There's more to revisionism than this portrait of mutual self-regard (click it to read it)
The URL for the History Ireland debate between Peter Hart, Meda Ryan and others is now at:
http://www.indymedia.ie/article/80362
(URL on poster does not work anymore.)
Address for History Ireland debate has changed - now at address below
As well as Meda Ryan's Tom Barry biography, John Borgonovo's account of the intelligence war in Cork City undermines Hart's careless conclusions
"The history departments of the Irish universities are replete with historians who are effectively apologists for the days of the Raj.

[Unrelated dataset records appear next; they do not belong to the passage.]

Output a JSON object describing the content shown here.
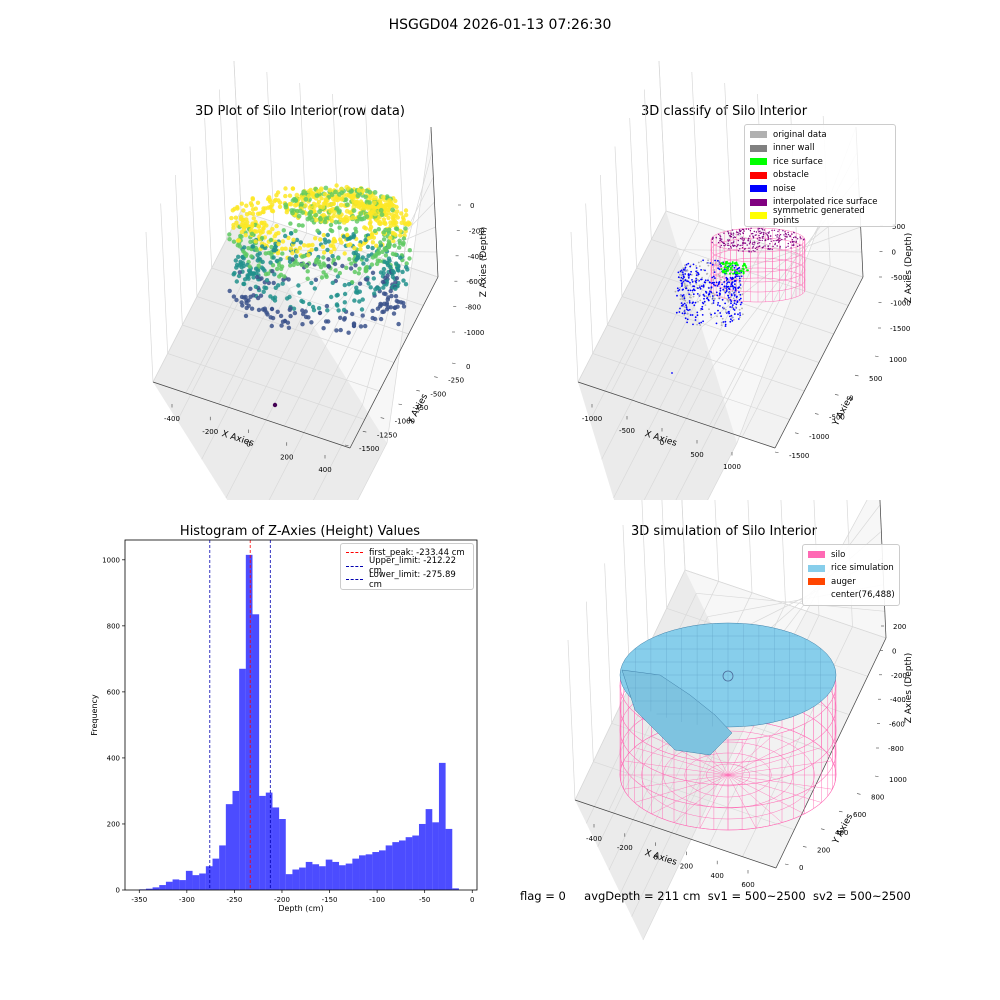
{
  "figure": {
    "suptitle": "HSGGD04 2026-01-13 07:26:30",
    "status": {
      "flag": "flag = 0",
      "avg_depth": "avgDepth = 211 cm",
      "sv1": "sv1 = 500~2500",
      "sv2": "sv2 = 500~2500"
    }
  },
  "chart_data": [
    {
      "type": "scatter",
      "title": "3D Plot of Silo Interior(row data)",
      "xlabel": "X Axies",
      "ylabel": "Y Axies",
      "zlabel": "Z Axies (Depth)",
      "x_ticks": [
        "-400",
        "-200",
        "0",
        "200",
        "400"
      ],
      "y_ticks": [
        "0",
        "-250",
        "-500",
        "-750",
        "-1000",
        "-1250",
        "-1500"
      ],
      "z_ticks": [
        "0",
        "-200",
        "-400",
        "-600",
        "-800",
        "-1000"
      ],
      "colormap": [
        "#440154",
        "#3b528b",
        "#21918c",
        "#5ec962",
        "#fde725"
      ]
    },
    {
      "type": "scatter",
      "title": "3D classify of Silo Interior",
      "xlabel": "X Axies",
      "ylabel": "Y Axies",
      "zlabel": "Z Axies (Depth)",
      "x_ticks": [
        "-1000",
        "-500",
        "0",
        "500",
        "1000"
      ],
      "y_ticks": [
        "1000",
        "500",
        "0",
        "-500",
        "-1000",
        "-1500"
      ],
      "z_ticks": [
        "500",
        "0",
        "-500",
        "-1000",
        "-1500"
      ],
      "legend": [
        {
          "label": "original data",
          "color": "#b0b0b0"
        },
        {
          "label": "inner wall",
          "color": "#808080"
        },
        {
          "label": "rice surface",
          "color": "#00ff00"
        },
        {
          "label": "obstacle",
          "color": "#ff0000"
        },
        {
          "label": "noise",
          "color": "#0000ff"
        },
        {
          "label": "interpolated rice surface",
          "color": "#800080"
        },
        {
          "label": "symmetric generated points",
          "color": "#ffff00"
        }
      ],
      "legend_placement": "top-right"
    },
    {
      "type": "bar",
      "title": "Histogram of Z-Axies (Height) Values",
      "xlabel": "Depth (cm)",
      "ylabel": "Frequency",
      "xlim": [
        -365,
        5
      ],
      "ylim": [
        0,
        1060
      ],
      "x_ticks": [
        -350,
        -300,
        -250,
        -200,
        -150,
        -100,
        -50,
        0
      ],
      "y_ticks": [
        0,
        200,
        400,
        600,
        800,
        1000
      ],
      "bar_color": "#0000ff",
      "bin_start": -350,
      "bin_width": 7,
      "values": [
        2,
        4,
        8,
        15,
        25,
        32,
        30,
        58,
        45,
        50,
        72,
        95,
        135,
        260,
        300,
        670,
        1015,
        835,
        285,
        295,
        250,
        215,
        48,
        62,
        68,
        85,
        78,
        72,
        92,
        85,
        75,
        80,
        95,
        105,
        108,
        115,
        120,
        135,
        145,
        150,
        160,
        165,
        200,
        245,
        205,
        385,
        185,
        5
      ],
      "lines": [
        {
          "label": "first_peak: -233.44 cm",
          "x": -233.44,
          "color": "#ff0000"
        },
        {
          "label": "Upper_limit: -212.22 cm",
          "x": -212.22,
          "color": "#0000b0"
        },
        {
          "label": "Lower_limit: -275.89 cm",
          "x": -275.89,
          "color": "#0000b0"
        }
      ],
      "legend_placement": "top-right"
    },
    {
      "type": "area",
      "title": "3D simulation of Silo Interior",
      "xlabel": "X Axies",
      "ylabel": "Y Axies",
      "zlabel": "Z Axies (Depth)",
      "x_ticks": [
        "-400",
        "-200",
        "0",
        "200",
        "400",
        "600"
      ],
      "y_ticks": [
        "1000",
        "800",
        "600",
        "400",
        "200",
        "0"
      ],
      "z_ticks": [
        "200",
        "0",
        "-200",
        "-400",
        "-600",
        "-800"
      ],
      "legend": [
        {
          "label": "silo",
          "color": "#ff69b4"
        },
        {
          "label": "rice simulation",
          "color": "#87ceeb"
        },
        {
          "label": "auger",
          "color": "#ff4500"
        },
        {
          "label": "center(76,488)",
          "color": "transparent"
        }
      ],
      "legend_placement": "top-right"
    }
  ]
}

One esteemed professor instructs his charges to go out and find evidence of sectarianism, when researching Irish republicanism. "
Can you name any more of these revisionist historians? It is a very serious charge to accuse
the history departments of Ireland's universities as having an instituitionalized bias in favour of British rule. Edwards, Hart and Foster aren't enough to constitute a such a bias.
This allegation needs to be substantiated in detail.
(Does the unnamed "esteemed professor", for instance, also ask for evidence of sectarianism when
researching unionism?If he does, then he is being objective.IF not, he is certainly biased).